Escudero does not doubt that the tennis player is one of the best sportsmen in the world. “That is sufficiently contrasted”, he says; but he maintains that “from the sanitary point of view if he is not vaccinated he will not be able to participate in a tournament in Madrid since the norms are to fulfil them and all the people who come to dispute this tournament have to fulfil them.
Ruiz Escudero thus responds in the same vein as the president Isabel Díaz Ayuso, who at the same event said that “each country” sets its own rules and that these “must be complied with”.

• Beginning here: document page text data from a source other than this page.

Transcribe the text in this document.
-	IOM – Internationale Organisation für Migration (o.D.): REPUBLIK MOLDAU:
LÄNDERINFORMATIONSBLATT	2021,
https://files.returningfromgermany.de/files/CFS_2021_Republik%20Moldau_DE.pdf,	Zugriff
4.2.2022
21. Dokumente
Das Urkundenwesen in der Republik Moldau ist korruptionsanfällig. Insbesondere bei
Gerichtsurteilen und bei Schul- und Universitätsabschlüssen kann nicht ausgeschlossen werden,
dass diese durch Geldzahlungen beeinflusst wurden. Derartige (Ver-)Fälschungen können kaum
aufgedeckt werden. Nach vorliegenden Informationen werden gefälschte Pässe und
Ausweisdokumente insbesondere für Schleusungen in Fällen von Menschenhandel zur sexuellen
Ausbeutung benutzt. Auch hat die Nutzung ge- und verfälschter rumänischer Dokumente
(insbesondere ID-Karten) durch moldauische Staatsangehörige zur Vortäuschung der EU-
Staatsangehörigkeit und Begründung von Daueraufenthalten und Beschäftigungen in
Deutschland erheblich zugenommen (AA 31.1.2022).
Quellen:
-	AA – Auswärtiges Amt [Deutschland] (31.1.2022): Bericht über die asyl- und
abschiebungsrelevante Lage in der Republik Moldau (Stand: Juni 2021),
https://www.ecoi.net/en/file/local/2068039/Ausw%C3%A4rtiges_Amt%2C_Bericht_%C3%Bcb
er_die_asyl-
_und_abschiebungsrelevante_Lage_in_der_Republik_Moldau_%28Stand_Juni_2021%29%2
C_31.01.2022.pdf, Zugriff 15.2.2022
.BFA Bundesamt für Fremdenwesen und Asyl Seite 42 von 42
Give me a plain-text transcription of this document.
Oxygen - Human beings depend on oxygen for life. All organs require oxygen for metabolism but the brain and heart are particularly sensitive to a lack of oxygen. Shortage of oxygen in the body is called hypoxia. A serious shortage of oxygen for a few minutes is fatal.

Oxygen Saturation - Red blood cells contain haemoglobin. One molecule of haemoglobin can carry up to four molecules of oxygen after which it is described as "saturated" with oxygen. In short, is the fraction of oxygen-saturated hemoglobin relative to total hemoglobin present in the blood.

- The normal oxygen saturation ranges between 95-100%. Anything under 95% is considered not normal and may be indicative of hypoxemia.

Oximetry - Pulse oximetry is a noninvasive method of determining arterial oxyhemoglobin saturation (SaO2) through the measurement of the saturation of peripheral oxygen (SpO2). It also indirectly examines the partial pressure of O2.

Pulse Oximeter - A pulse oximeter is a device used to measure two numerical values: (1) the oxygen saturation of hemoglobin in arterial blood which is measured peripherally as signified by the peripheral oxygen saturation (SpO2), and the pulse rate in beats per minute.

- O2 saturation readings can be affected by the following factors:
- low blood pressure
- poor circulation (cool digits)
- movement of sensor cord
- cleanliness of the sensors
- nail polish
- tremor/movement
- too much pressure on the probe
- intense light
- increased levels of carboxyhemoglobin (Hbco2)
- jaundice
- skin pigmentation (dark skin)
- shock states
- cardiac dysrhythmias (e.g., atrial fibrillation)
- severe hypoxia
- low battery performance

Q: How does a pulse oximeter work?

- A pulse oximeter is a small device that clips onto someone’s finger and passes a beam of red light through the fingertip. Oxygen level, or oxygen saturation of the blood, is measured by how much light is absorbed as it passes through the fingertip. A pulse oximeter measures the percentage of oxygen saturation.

The Solution Won’t Be an Easy Task
However, the decision on whether Djokovic will play the tournament or not does not depend on the Community of Madrid. To begin with, the current law in Spain states that a person can enter the country with a negative test, even if they have not been vaccinated – an issue that Ruiz Escudero himself has also highlighted – as Spain does not request the covid certificate. The autonomous regions can request the passport, but Madrid has never done so.
Government spokesperson Isabel Rodríguez maintains that Moncloa will follow the strategy of non-compulsory vaccination. “The successful strategy in Spain has been vaccination without obligation and we are proud of our government. It is not enough to be great on the court but to be great in life. You have many eyes watching you and exemplarity is important,” he said at the press conference following the Council of Ministers.
In addition to this, it should be noted that the tournament organisers also have something to say about this. It’s even possible that the Serb will not want to attend the tournament, as was the case last year. So the only thing that is clear about the Djokovic case is that it is still going to give a lot to talk about.